Si Wikipédia, fruit d'une formidable fourmilière de bénévoles qui apportent leur petite pierre de tous les coins de la planète, n'est plus vraiment une utopie, elle demeure la cible de nombreux détracteurs. Le principal reproche porte sur son manque de fiabilité. Les erreurs ou les actes de vandalisme jalonnent sa croissance exponentielle. Parmi les cas célèbres, celui de John Seigenthaler décrit pendant cent trente deux jours comme suspect dans l'assassinat de John Kennedy. Dernier «dérapage» en date, une nécrologie de l'Anglais Wayne Barnes qui a arbitré le match de la France contre les All Blacks : des supporteurs l'ont enterré de rage en affirmant qu'il avait été «lynché» par la foule après le match. Les biographies des vivants de ce monde demeurent des pages sensibles.

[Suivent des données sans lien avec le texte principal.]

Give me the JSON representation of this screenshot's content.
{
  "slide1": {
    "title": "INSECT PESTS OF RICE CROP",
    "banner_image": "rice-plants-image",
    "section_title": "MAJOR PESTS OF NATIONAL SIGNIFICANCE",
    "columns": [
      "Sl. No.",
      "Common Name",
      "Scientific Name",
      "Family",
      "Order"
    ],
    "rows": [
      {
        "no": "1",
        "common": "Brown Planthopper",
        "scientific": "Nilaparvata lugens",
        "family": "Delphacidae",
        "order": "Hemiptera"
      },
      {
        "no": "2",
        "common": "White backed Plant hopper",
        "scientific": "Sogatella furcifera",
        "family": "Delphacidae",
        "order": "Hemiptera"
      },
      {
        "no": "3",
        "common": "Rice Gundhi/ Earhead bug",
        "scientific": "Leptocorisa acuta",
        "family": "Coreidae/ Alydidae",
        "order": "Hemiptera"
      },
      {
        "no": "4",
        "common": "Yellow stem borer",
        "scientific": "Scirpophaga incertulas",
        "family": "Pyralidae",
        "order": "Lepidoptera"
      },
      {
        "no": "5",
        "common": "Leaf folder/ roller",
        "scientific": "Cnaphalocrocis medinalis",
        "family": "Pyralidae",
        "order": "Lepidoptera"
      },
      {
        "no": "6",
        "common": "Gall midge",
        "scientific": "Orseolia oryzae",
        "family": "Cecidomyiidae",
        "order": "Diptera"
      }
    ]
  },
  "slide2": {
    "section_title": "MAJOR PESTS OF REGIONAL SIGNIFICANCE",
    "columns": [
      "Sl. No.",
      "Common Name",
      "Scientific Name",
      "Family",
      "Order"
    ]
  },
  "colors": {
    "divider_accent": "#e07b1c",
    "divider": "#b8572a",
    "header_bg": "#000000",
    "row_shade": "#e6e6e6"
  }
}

«Quand j'ai commencé à contribuer, il y a trois ans, la question des sources était anecdotique, explique l'historienne de l'environnement Valérie Chansigaud de Wikimédia France (qui gère Wikipédia). Aujourd'hui, il ne se passe pas une discussion sans que les sources ne soient évoquées.» La validité est devenue le noeud de tous les débats qui tournent autour de Wikipédia. «Comment attirer les spécialistes garants de la qualité de nombreux articles ? Comment sensibiliser les utilisateurs, notamment les plus jeunes, à contrôler la fiabilité de ses informations ? Comment solliciter et s'appuyer sur un réseau d'experts ?» Autant de questions débattues au colloque.

Confrontée à des attaques virulentes, la fondation Wikimédia planche sur plusieurs pistes. Un nouveau projet, baptisé paradoxalement «1.0», prévoit de trier le bon grain de l'ivraie. Wikipédia 1.0, qui sera appliqué en France dans les mois prochains, vise à identifier les articles les plus fiables, repérables notamment par une bannière, et certifiés par des avis d'experts. Un site de réflexion sur la qualité (Quality.wikimedia.org) a aussi été ouvert. Une étude, comme celle réalisée par la revue Nature qui avait comparé une sélection d'articles de la Britannica et de Wikipédia, pourrait être lancée.

«Comment vous faites pour vous fier à quelqu'un ?, interroge Jean-Daniel Fekete, chercheur en informatique à l'Institut national de recherche en informatique et en automatique (Inria) et qui participe à une enquête nationale sur les réseaux sociaux en ligne. Au-delà des systèmes de validation automatiques ou manuels qu'on peut constamment améliorer, il fautéduquer les internautes à savoir croiser les informations.»

Est-ce la défiance qui a réduit l'activité de la communauté Wikipédia anglophone depuis six mois, comme observé par un de ses membres, Dragons_flight ? Cette baisse de régime vient de ce qu'«on s'oriente de plus en plus vers la qualité», dixit Valérie Chansigaud. Wikipédia arriverait à un âge de la vie où il vaut mieux réfléchir que courir.